Доставил торт заказчику, услышал, не входя, и смех, и звон застолья; отдал коробку с лентой на пороге, купюры тут же получил, и это вся награда, и так из года в год: пересчитал купюры — иди прочь, влекись по городу в толпе; о том не думай, что твой торт уже пластают сверху вниз ножом-лопаткой на куски; гони из головы воображаемый круг ртов, жующих торт, роняющих ошметки крема на салфетки… Казалось: так — всю жизнь; ничем иным жизнь не поманит. Но поманила; правда, ненадолго.
Он наконец был зван на конкурс лучших тортоделов и победил, представив изумленному жюри огромный торт-фрегат с корпусом из черного и пористого шоколада, с орехово-бисквитной палубой и с мачтами из твердой карамели, с лакричным такелажем, с парусами из мороженого. Он принял приз под громы туша и рукоплесканий, под вспыхивание фотовспышек; он долго слушал похвалы; его рука устала от завистливых пожатий; торт оплывал при звуках скрипок в ожидании прощального банкета. Потом торт ели, и доели на его глазах, и разбрелись; потом официанты убирали со стола, и он им почему-то помогал; потом он шел по городу в толпе с призом под мышкой, и все из головы не лезла скатерть в пятнах, пепле, крошках, в осколках битых рюмок… Тут он сказал себе впервые: пора, брат, круто менять галс, пока ты не оплыл, пока тебя не слопала судьба, как съели твой фрегат.

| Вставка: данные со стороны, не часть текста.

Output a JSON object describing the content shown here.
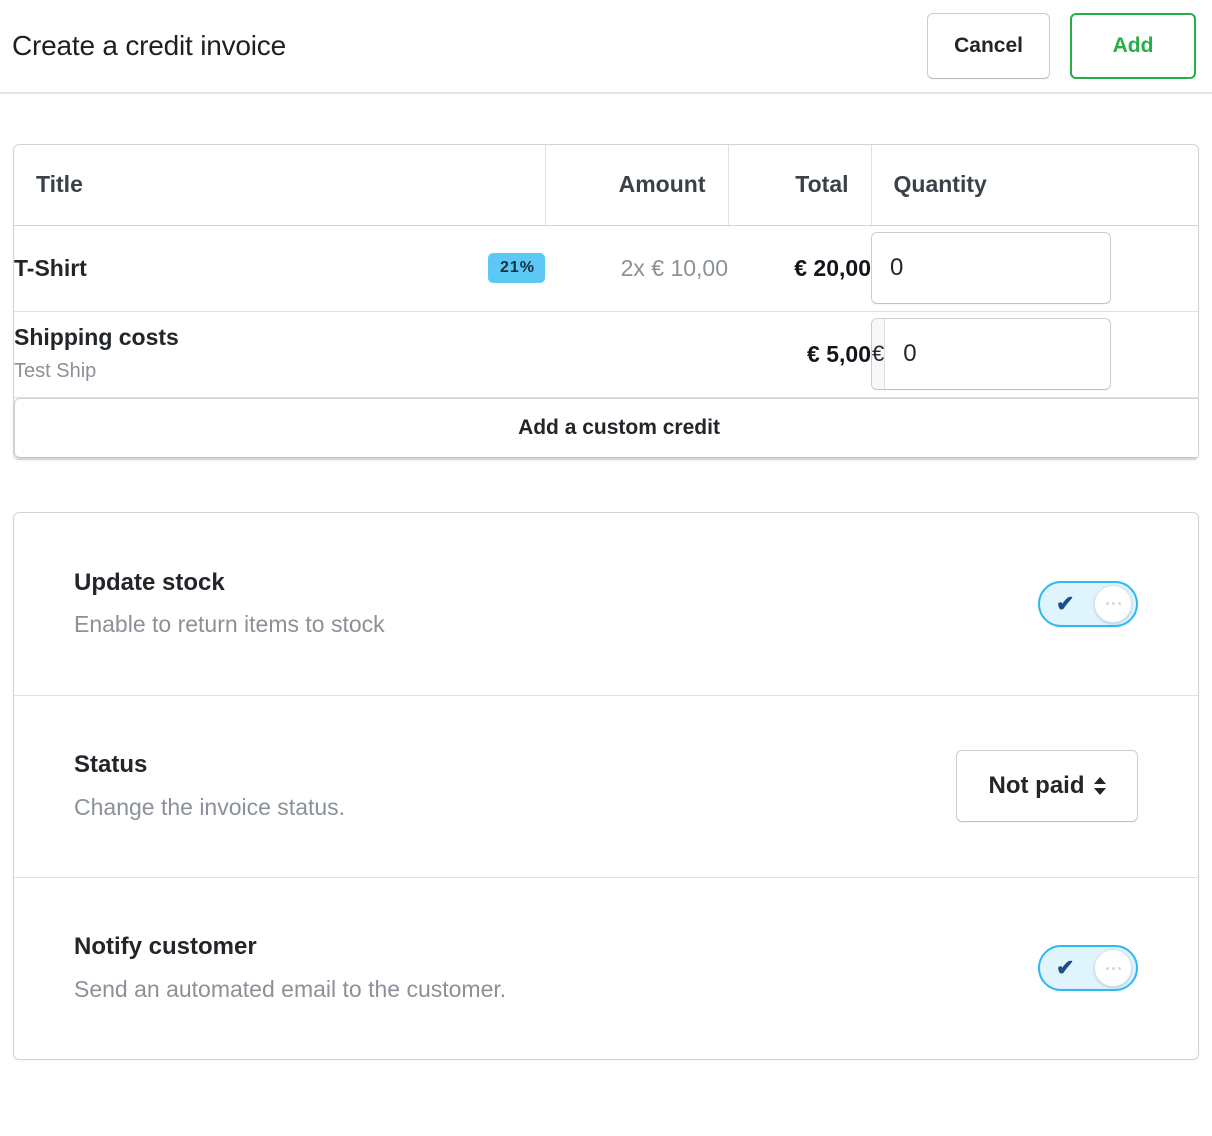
{
  "header": {
    "title": "Create a credit invoice",
    "cancel_label": "Cancel",
    "add_label": "Add"
  },
  "items_table": {
    "columns": {
      "title": "Title",
      "amount": "Amount",
      "total": "Total",
      "quantity": "Quantity"
    },
    "rows": [
      {
        "name": "T-Shirt",
        "subtitle": "",
        "tax_badge": "21%",
        "amount": "2x € 10,00",
        "total": "€ 20,00",
        "quantity_value": "0",
        "currency_prefix": ""
      },
      {
        "name": "Shipping costs",
        "subtitle": "Test Ship",
        "tax_badge": "",
        "amount": "",
        "total": "€ 5,00",
        "quantity_value": "0",
        "currency_prefix": "€"
      }
    ],
    "add_custom_credit_label": "Add a custom credit"
  },
  "settings": {
    "rows": [
      {
        "title": "Update stock",
        "description": "Enable to return items to stock",
        "control": "toggle",
        "toggle_on": true
      },
      {
        "title": "Status",
        "description": "Change the invoice status.",
        "control": "select",
        "select_value": "Not paid"
      },
      {
        "title": "Notify customer",
        "description": "Send an automated email to the customer.",
        "control": "toggle",
        "toggle_on": true
      }
    ]
  },
  "colors": {
    "accent_green": "#27ae48",
    "badge_blue": "#5bc8f5",
    "toggle_border": "#2fb9f0",
    "toggle_track": "#e0f4fd",
    "check_navy": "#1b4f8c",
    "muted_text": "#8b9198",
    "border": "#cfd5da"
  }
}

Он навсегда закрыл заслонку духового шкафа, в котором пек торты. Купил набор кистей, палитру, набил этюдник тюбиками. Сел в электричку, наобум сошел с нее и очутился на пленэре. Пленэр был несколько замусорен, но его это не смутило. Лишь бы начать! — и он решительно раскрыл этюдник. Он был неопытен и необучен, и потому его отпугивала непоправимость акварели. Все подмосковные пейзажи его кисти писаны маслом; чем чаще ему приходилось исправлять ошибки и класть мазок поверх мазка, тем выходил пастознее, даже струпознее, пейзаж. Когда картонов и холстов с пейзажами набралось достаточно, чтобы он мог назвать себя художником, он погрузил их в багажник такси — и выгрузил на Крымской набережной. Его пейзажи тут же затерялись среди чужих бесчисленных пейзажей, и он к пейзажу понемногу охладел. Пытался овладеть портретом, но все его портреты выходили на одно лицо, с одним и тем же выражением испуга, застывшего в расширенных зрачках. Он был остро недоволен собой и не забросил кисти только потому, что понаслышке полагал недовольство собой непременным свойством большого художника.
С иными из таких, собою недовольных, но почитаемых другими, он осторожно сблизился, пытаясь в осторожных разговорах с ними выведать, где спрятан ключ к стремительной удаче. «Зачем тебе писать пейзажи? — сказал ему один из них, — зачем тебе портреты? Природу ты не понимаешь: больно скучна твоя природа; людей не любишь. Да и с чего бы их тебе любить? Они ведь чавкали, небось, когда сжирали твои лучшие торты… Попробуй написать, что любишь и что знаешь. Попробуй передать форму того, что видишь изнутри… Короче говоря, пиши торты и только торты, тем более что их, мне кажется, никто не пишет».